À force d’entendre le bruit du canon, j’avais fini par m’y apprivoiser au point de suivre les assiégeants dans la plupart de leurs expéditions. Bernard, qui était toujours des plus aventurés, m’y associait quelquefois. Un jour que je l’avais suivi à San Giorgio, où plusieurs de nos soldats avaient pris poste dans un couvent abandonné et fort exposé à la mitraille des deux armées, nous nous amusions à visiter cette demeure, et à deviner, à l’arrangement de chaque cellule, l’âge et le caractère de la nonne qui l’avait désertée, quand tout à coup des cris de désespoir vinrent frapper nos oreilles. Ne doutant pas qu’une de ces pauvres femmes, restée peut-être pour la garde de cette maison, ne fut tombée entre les mains de nos soldats, nous volons pour la secourir ; mais, en arrivant dans la basse-cour, nous trouvons tout le poste occupé à enfoncer la porte d’une espèce de cave d’où partaient ces cris, et nous voyons une jeune personne assise sur une mauvaise chaise, les mains garrottées par des chaînes de fer. L’infortunée demandait la vie : on la délivre, on la rassure, et l’on apprend qu’elle est depuis quatre ans dans cet état, pour avoir voulu s’échapper et se soustraire à des vœux qu’un sentiment d’amour avait rendus sacriléges. C’était un spectacle curieux que de voir une femme à peine âgée de vingt-deux ans, belle, mais flétrie par la douleur, ses vêtements en désordre, son sein inondé de larmes, ses bras meurtris par le poids de ses chaînes ; de voir cette femme si jeune entourée de soldats qui, tous émus de pitié, contemplaient avec respect la victime que la plus horrible tyrannie mettait en leur puissance.
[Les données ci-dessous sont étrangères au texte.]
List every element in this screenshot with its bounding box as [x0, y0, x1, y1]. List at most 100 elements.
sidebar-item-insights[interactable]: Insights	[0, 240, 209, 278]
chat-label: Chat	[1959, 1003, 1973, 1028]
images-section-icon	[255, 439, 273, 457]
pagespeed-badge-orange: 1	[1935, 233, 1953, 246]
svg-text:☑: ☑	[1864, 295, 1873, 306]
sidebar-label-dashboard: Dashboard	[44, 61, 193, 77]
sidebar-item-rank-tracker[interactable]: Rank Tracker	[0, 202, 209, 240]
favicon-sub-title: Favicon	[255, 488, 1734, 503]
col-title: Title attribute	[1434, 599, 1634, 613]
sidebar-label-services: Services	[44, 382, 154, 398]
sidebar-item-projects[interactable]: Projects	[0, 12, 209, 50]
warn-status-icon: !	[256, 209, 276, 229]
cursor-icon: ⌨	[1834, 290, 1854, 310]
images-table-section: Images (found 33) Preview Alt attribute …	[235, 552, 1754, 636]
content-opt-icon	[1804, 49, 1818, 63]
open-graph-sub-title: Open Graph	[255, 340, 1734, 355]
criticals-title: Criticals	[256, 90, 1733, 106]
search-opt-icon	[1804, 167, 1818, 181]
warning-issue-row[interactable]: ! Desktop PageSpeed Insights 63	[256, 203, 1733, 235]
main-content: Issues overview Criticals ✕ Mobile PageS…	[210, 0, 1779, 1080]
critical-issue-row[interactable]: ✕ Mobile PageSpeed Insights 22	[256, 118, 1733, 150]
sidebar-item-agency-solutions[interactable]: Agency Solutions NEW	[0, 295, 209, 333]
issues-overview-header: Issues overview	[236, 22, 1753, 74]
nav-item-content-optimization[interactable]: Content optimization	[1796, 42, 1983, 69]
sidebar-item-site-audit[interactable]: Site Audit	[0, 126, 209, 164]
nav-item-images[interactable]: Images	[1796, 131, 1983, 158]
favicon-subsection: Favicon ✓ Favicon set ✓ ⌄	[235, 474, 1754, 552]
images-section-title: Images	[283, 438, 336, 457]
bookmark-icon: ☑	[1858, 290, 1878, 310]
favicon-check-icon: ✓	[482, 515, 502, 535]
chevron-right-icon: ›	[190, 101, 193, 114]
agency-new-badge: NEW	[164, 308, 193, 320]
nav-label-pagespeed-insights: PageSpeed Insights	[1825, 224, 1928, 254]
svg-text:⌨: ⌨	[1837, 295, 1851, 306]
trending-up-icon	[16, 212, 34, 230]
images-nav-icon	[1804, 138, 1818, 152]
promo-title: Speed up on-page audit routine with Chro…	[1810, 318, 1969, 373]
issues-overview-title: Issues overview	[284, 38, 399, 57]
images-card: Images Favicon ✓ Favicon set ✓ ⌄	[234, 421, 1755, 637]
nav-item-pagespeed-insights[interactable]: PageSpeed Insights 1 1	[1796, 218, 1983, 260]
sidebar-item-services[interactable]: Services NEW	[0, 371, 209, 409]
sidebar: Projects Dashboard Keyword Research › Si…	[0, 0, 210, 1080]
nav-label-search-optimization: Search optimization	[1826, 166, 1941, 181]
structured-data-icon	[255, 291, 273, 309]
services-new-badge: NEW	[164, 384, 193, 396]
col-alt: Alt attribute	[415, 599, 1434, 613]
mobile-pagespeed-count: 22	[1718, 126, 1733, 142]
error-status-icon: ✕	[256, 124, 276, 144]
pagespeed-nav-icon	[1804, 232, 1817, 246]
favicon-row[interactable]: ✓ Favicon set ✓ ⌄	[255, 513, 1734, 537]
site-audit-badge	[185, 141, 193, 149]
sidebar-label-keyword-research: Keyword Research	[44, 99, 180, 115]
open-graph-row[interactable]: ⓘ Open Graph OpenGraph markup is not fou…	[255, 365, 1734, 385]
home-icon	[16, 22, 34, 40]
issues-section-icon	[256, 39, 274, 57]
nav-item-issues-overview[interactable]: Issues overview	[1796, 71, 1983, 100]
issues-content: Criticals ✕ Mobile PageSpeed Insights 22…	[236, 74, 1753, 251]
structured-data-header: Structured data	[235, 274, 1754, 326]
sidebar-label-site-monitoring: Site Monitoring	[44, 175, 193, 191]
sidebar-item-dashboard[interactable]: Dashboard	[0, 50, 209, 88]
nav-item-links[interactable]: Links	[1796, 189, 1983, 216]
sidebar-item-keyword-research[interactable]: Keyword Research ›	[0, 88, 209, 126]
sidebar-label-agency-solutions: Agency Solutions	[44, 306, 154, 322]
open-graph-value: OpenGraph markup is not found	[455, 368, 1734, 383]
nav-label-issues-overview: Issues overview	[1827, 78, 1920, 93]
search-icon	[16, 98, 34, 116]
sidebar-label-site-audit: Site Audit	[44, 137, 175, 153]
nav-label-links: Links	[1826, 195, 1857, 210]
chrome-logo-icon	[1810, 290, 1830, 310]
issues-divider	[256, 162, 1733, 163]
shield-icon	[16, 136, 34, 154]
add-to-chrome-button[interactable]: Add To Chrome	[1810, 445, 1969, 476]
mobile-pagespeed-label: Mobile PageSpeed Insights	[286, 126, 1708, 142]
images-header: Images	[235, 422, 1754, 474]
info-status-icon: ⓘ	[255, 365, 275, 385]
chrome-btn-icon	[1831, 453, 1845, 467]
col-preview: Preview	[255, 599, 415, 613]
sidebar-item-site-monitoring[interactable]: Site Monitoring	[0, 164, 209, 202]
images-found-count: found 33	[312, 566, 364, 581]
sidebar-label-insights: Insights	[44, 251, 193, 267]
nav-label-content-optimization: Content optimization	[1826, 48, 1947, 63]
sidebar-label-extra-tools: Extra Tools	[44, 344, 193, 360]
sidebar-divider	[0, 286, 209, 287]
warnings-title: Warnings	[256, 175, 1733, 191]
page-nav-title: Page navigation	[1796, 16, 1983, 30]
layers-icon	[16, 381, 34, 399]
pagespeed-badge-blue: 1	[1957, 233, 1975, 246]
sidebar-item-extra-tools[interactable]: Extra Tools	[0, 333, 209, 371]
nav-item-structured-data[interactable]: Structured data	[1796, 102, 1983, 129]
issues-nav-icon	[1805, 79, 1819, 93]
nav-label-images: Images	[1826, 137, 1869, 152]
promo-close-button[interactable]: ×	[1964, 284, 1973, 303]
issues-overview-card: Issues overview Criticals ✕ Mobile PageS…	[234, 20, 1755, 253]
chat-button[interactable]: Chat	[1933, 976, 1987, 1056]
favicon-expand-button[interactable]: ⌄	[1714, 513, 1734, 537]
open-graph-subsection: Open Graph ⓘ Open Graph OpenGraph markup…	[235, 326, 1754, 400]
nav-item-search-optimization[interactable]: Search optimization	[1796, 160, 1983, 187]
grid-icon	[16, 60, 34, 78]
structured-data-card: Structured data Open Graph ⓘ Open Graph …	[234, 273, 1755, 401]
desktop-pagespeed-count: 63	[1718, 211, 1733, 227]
Ils étaient jeunes, guerriers, Français et vainqueurs, et aucun d’eux n’eut la coupable pensée d’outrager cette belle victime par un seul mot flatteur. Tous jurèrent de la protéger contre le malheur, et, s’il le fallait, contre eux-mêmes. Ensuite un des grenadiers, se retirant dans un coin de la chambre basse, ôte son bonnet, appelle par son nom chacun de ses camarades ; et le bruit des pièces d’argent qui tombent dans le vieux casque nous apprend que la charité est aussi la vertu des enfants de la gloire. Bientôt ce tronc est déposé entre les mains de Bernard : c’est lui qui est chargé de trouver un asile à cette jeune femme, et de pourvoir à ses besoins. Mais elle, qui frémit à chaque instant de voir revenir ses tyran, demande en grâce à respirer l’air pur. On lui fait observer que la mitraille pleut autour de la maison :

— Ah ! dit-elle, mourir, c’est rester ici.

Cependant le feu s’apaise, et nous profitons de ce moment pour la transporter dans un lieu sûr. Après l’avoir confiée aux soins d’une brave fermière, Bernard, se rend avec moi chez mon maître, et lui raconte notre capture ; Gustave, fier de la conduite des soldats de sa compagnie, court aussitôt chez le général en chef pour lui faire part d’un trait si honorable. Bonaparte en est vivement ému, et promet de le consigner dans son prochain rapport ; mais, non moins généreux que les grenadiers, il remet à Gustave la somme qui doit servir à leur payer les frais d’un bon festin. Cet exemple est imité par tout l’état-major : et mon maître revient bientôt chargé d’une dot pour la pauvre fille, et d’une riche récompense pour ses libérateurs.